Yes, it is -- and I'm not entirely sure I understand what "serverless" means when used this way, unless it's just a term that marketing people invented because their old term "the cloud" has lost its sizzle.
> Why is it called "serverless" when it is not, in fact, serverless?
It is serverless from the perspective of an IT department that, by adopting it, no longer has to manage servers as a distinct resource.
It's like a product sold as having “worry-free interoperation”. There's still worry in the interoperation, you are just paying someone else to do the worrying.
Likewise, a serverless product still has servers underneath, you are just paying someone else to abstract them so that they aren't a concern for you.
but someone has to manage the things that manage the lambda right? you're just moving IT server operations to devops...my understanding of lambda is limited to "you write functions and you pay per function compute" so please correct me if i'm wrong
No, the cloud is a term for dynamically provisionable resources, some of which (IaaS, for instance) still require traditional server management.
It's true that the invention of the term, originally for Amazon's Functions-aaS, wasn't particularly distinguishing from lots of existing cloud SaaS categories (classical PaaS, DBaaS, etc.) which are equally free of server management to FaaS services, but the terms has subsequently been broadened in use (AFAICT, Google Cloud Platform was the main driver here) so that it makes more sense than Amazon's original use did.
Hmm. Your reply has left me even more confused about the nomenclature. Oh well, I guess it doesn't matter if I actually understand what these names mean or not.
Why is wireless networking called wireless when there are wires connecting the wireless router to the modem? Or the modem to the coax? Because it's wireless at the last hop and that is what is what is important to the user.
Because with wireless networking, there is a major portion of the link that actually is wireless (and with some setups, it's entirely wireless). With "serverless" computing, there is no point at which a server is not being used.

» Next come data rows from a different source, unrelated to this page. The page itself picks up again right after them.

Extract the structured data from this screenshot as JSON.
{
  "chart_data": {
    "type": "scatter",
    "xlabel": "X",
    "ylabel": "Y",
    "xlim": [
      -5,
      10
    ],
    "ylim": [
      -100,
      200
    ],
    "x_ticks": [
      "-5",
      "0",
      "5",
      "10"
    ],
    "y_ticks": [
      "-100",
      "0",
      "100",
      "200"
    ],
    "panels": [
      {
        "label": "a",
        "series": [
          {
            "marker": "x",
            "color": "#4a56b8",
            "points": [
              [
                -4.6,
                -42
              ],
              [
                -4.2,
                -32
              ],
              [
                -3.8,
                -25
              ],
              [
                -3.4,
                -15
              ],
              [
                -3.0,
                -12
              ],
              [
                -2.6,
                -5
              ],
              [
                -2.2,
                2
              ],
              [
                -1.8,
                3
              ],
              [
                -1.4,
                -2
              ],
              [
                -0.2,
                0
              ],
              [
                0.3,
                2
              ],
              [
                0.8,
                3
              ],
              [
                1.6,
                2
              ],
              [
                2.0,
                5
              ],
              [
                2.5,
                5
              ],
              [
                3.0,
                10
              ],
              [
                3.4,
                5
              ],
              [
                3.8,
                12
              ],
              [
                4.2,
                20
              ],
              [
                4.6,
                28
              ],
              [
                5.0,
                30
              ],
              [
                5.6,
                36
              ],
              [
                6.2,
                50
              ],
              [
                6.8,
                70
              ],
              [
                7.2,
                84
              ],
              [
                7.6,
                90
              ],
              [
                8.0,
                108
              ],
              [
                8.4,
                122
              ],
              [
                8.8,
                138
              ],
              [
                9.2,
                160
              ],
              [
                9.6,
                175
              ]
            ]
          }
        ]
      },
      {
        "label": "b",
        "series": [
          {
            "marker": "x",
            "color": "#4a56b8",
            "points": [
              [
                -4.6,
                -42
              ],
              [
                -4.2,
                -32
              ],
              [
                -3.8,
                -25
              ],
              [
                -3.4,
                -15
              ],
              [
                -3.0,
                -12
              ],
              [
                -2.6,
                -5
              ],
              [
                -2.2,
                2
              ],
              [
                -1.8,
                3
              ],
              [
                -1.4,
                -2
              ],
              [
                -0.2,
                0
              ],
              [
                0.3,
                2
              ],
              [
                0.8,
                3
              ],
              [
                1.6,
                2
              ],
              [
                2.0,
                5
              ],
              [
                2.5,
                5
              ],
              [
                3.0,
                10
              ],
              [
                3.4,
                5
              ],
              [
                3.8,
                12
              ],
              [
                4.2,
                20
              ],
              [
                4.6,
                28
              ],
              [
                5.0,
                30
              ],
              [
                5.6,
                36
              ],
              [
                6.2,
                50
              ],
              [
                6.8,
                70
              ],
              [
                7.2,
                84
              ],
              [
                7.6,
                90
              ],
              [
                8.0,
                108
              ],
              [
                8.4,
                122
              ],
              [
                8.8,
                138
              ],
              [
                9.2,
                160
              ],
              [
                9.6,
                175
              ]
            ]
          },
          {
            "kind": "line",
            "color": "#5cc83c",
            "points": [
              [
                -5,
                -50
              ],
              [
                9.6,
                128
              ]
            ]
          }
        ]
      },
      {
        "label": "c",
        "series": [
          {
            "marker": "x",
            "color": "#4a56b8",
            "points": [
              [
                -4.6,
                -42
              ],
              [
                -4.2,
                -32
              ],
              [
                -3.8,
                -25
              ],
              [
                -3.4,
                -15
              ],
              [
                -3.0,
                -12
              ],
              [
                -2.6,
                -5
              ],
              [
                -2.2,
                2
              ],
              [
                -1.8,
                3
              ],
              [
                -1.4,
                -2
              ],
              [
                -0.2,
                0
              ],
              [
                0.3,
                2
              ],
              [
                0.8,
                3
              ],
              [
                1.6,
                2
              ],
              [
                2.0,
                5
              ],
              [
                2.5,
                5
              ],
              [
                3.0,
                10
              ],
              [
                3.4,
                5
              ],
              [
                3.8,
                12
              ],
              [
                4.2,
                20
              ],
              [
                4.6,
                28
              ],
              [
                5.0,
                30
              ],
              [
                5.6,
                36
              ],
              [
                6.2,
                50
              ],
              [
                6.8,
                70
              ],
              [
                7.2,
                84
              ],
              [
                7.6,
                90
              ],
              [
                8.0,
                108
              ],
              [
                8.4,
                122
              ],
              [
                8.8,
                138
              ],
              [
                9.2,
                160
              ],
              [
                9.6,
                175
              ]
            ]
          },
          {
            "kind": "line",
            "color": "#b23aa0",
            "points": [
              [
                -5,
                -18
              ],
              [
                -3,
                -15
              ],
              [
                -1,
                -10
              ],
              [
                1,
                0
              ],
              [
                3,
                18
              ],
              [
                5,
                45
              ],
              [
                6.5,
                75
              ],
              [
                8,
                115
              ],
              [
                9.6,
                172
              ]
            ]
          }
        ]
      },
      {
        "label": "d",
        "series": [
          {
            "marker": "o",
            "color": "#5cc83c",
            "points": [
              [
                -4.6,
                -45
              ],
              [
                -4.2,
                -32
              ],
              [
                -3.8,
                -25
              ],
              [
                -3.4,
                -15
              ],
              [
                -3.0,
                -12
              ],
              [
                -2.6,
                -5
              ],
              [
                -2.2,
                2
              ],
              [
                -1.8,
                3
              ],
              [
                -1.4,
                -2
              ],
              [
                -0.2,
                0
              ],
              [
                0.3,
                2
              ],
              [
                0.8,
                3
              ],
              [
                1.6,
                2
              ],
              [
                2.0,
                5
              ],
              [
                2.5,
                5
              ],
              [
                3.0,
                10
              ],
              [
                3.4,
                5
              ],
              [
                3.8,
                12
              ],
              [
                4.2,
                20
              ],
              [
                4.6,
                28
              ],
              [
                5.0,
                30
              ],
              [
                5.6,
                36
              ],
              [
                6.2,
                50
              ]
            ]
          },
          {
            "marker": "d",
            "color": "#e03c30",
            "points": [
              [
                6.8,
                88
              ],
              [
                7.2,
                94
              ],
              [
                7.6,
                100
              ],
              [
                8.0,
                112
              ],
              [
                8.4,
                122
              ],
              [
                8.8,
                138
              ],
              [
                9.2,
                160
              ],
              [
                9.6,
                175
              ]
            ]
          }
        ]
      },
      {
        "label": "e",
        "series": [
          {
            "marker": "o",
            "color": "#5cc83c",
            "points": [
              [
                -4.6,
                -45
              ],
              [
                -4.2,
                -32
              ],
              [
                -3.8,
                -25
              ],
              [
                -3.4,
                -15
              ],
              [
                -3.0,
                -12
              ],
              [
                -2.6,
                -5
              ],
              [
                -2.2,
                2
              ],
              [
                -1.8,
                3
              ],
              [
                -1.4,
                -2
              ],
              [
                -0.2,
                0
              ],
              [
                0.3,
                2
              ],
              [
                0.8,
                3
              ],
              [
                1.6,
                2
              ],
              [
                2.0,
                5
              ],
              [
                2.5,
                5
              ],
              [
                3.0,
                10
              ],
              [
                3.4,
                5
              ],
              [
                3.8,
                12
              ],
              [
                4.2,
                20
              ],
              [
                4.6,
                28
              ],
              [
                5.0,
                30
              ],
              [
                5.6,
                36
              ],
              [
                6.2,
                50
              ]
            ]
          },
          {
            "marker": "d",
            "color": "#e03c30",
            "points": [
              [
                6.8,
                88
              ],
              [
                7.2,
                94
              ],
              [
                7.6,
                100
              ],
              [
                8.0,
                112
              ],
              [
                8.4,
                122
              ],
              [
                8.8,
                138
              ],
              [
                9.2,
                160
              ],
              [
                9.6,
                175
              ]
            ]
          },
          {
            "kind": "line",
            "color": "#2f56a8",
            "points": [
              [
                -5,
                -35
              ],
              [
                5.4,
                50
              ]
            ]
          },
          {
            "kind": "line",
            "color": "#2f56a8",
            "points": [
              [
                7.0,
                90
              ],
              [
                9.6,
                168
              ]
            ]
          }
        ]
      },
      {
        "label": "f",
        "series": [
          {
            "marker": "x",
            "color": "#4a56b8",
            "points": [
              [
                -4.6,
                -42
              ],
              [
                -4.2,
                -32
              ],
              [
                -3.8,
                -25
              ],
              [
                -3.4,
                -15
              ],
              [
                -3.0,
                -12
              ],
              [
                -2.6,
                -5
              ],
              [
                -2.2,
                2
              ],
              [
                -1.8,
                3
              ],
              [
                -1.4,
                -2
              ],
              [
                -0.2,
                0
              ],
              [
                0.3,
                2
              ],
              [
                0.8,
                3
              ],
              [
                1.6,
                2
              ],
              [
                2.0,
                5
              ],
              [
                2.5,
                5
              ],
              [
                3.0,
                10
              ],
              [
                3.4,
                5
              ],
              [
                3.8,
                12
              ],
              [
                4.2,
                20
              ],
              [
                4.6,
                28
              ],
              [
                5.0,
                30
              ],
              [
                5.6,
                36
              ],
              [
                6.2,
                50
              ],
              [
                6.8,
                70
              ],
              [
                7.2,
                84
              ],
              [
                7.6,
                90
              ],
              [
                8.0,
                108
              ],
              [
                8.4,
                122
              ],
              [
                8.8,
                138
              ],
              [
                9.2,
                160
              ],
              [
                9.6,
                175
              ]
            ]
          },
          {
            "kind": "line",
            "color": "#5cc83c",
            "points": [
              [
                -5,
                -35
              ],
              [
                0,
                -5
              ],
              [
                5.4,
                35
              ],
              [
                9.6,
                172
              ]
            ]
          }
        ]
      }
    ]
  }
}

I suspect the same is true for cloud. Real portability has real costs, and if you aren't incurring all of them up front and validating that you're doing the right things to make it work, then incurring part of them up front is probably just a form of premature optimization. At the end of the day, all else being equal, it's easier to port a smaller codebase to new dependencies than a larger one, and attempting to be platform-agnostic tends to result in more code as you have to write a lot of code that your platform would otherwise provide you.